Zupa z niezwykłym makaronem
Ostatnio znów udało mi się oczarować C. zupą. Okazuje się, że zdecydowanie woli takie, w których coś sobie pływa... Krem zje, ale to jednak nie jego bajka... Nie, żebym gotując obiad dla siebie, jakoś specjalnie interesowała się jego upodobaniami... Zazwyczaj bowiem zupy pojawiają się na stole, gdy C. pracuje popołudniami, a ja odczuwam nieodpartą potrzebę zjedzenia czegoś bardziej treściwego niż tost czy kawałek ciasta. Tym razem naszło mnie na cukinię, którą kupiłam bez zastanowienia. Dopiero siedząc przed laptopem zaczęłam się zastanawiać, w co właściwie mogłabym tą cukinię przemienić... Na blogu Alba znalazłam bardzo ładnie wyglądają zupę, z makaronem i właśnie taką do pogryzienia. Z kolei na Szybkim gotowaniu zobaczyłam makaron z cukinii, który oczarował mnie od razu. Było, nie było, postanowiłam te dwa pomysły połączyć. I muszę przyznać, że był to strzał w dziesiątkę! Zupa wyszła naprawdę bardzo smaczna, C. nie mógł się nachwalić. Kremowa za sprawą miksowania połowy cukinii, z kawałkami ziemniaków i makaronem, które z kolei zadowoliły C. A cukiniowy makaron jest po prostu pyszny - bardzo delikatny - trzeba cały czas mieć na niego oko, żeby się nie rozgotował. Całość jest sycąca i naprawdę pyszna. Idealna na te ostatnie mroźne dni!

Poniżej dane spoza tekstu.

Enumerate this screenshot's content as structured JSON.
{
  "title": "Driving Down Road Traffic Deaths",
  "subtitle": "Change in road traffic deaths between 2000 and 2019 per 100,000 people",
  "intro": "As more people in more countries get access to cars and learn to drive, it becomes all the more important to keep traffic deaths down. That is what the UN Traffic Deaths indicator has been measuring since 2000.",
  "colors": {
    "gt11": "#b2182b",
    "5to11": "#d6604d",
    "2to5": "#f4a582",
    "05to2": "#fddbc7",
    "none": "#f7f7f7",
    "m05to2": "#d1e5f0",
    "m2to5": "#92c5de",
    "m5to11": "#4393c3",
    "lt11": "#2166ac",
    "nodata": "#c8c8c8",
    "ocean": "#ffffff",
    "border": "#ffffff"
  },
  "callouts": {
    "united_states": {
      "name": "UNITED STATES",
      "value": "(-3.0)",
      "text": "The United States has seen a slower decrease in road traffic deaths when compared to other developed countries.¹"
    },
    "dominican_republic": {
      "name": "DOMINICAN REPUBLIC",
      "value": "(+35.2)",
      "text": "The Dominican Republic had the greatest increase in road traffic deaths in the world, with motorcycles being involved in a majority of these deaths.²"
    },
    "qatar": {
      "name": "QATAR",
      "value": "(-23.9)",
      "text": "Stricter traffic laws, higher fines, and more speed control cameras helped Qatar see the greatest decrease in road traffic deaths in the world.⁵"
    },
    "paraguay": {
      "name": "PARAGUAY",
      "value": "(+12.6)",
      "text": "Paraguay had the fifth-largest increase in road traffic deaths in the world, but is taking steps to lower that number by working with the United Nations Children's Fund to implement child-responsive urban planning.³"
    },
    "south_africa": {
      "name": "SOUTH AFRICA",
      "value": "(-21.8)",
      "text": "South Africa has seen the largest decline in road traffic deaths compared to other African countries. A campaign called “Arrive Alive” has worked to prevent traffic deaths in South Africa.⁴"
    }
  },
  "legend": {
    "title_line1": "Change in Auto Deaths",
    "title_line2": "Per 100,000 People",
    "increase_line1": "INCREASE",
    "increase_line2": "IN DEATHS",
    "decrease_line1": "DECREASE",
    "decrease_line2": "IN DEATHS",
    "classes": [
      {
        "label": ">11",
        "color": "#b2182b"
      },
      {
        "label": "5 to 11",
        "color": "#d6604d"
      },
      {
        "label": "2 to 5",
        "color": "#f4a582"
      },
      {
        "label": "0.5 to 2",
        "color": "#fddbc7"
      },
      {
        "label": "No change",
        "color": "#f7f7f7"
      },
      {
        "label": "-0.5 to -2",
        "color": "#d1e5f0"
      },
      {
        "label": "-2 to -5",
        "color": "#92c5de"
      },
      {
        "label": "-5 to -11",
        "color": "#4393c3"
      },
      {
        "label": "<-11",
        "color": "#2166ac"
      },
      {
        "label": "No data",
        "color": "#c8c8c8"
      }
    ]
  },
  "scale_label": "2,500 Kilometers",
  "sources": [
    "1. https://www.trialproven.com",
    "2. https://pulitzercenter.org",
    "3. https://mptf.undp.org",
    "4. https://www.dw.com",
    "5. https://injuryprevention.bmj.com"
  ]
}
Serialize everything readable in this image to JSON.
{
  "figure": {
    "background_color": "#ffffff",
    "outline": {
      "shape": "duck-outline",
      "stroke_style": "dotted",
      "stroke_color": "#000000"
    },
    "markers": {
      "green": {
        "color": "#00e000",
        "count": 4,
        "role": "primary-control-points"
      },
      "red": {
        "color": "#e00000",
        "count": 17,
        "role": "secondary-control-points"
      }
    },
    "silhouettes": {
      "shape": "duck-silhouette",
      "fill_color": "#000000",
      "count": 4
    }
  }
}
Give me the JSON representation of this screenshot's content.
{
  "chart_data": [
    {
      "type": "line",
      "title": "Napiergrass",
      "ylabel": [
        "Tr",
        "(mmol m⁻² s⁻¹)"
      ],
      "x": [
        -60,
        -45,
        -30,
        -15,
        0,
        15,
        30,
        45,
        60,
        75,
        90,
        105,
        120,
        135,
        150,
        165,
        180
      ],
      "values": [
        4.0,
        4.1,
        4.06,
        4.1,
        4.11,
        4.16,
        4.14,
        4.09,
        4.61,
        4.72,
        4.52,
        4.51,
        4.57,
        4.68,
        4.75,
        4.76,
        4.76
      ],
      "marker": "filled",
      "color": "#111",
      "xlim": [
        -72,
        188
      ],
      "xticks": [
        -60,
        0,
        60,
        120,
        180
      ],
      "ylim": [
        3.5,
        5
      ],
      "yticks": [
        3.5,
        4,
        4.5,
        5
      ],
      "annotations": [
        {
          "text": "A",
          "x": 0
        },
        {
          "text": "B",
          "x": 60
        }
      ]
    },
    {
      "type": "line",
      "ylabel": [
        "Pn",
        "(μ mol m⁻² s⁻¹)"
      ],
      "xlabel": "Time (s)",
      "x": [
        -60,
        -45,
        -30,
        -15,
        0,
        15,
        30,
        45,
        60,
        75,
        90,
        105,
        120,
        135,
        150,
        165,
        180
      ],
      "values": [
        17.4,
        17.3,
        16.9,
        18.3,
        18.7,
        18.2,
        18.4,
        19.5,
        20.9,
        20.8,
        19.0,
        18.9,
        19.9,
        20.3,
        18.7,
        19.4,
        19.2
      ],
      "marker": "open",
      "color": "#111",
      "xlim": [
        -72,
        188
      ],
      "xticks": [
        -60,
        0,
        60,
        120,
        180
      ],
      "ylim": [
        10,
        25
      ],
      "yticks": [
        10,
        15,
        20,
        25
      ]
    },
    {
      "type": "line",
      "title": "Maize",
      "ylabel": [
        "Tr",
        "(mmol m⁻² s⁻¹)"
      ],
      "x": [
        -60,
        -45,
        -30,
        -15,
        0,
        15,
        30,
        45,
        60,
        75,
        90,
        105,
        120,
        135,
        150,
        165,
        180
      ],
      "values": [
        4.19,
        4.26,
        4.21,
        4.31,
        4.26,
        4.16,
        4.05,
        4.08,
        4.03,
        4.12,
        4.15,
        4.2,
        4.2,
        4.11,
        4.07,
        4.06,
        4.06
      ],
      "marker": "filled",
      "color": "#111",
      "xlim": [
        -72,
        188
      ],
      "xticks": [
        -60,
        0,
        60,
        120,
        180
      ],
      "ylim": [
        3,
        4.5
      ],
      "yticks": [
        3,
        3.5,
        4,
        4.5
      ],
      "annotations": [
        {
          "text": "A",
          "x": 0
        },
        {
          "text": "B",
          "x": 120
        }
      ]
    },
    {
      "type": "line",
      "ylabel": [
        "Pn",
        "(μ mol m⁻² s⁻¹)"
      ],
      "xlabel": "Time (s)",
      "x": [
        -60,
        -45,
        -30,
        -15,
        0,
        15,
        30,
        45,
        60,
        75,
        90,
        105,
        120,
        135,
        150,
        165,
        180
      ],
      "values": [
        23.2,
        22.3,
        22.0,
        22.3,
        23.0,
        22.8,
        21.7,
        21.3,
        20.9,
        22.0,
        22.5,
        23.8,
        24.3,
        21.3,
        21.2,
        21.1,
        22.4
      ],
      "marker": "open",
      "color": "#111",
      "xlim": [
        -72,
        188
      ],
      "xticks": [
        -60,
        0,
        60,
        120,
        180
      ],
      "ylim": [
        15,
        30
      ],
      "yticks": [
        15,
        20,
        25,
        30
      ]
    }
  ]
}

Zupa z cukinii z makaronem
Składniki: (na 4 porcje)
- 550 g cukinii
- 200 g ziemniaków
- 1 cebula
- 1 l bulionu
- 100 g makaronu garganelli
- 2 łyżki masła
- 100 ml mleka (3,2%)
- sól
- pieprz
Cebulę pokroić w kosteczkę, podsmażyć w garnku na maśle. Dodać pokrojone w kostkę ziemniaki, zalać bulionem. Jedną cukinię pokroić w kostkę, dodać do zupy. Gotować, aż warzywa zmiękną. Odcedzić cukinię, zmiksować na gładko z mlekiem. Do zupy wrzucić makaron i gotować 10-12 minut, aż zmięknie. Zdjąć z ognia, wymieszać ze zmiksowaną cukinią. Doprawić do smaku solą i pieprzem.
Drugą cukinię przekroić wzdłuż na 4 części. Obieraczką do warzyw kroić cienkie paski - cukiniowy makaron. Zagotować w garnku wodę, gotować cukiniowe paseczki 2-3 minuty, pilnując, żeby się nie rozpadły.
Zupę podawać z cukiniowym makaronem.
Smacznego!
Co do pogody - nadal mrozi, ale przynajmniej jest słonecznie i w miarę przyjemnie. Gdybym tylko nie musiała skrobać auta o piątej rano, to bym chyba zupełnie nie narzekała...
A jeśli chodzi o pączki, to cóż... Po wielu trudach i ogromnych bólach - w końcu się udały. I wyszły naprawdę smaczne, pączkowe. Obawiam się jednak, że wkład pracy jest niewspółmierny do otrzymanych efektów... Ale o tym już następnym razem.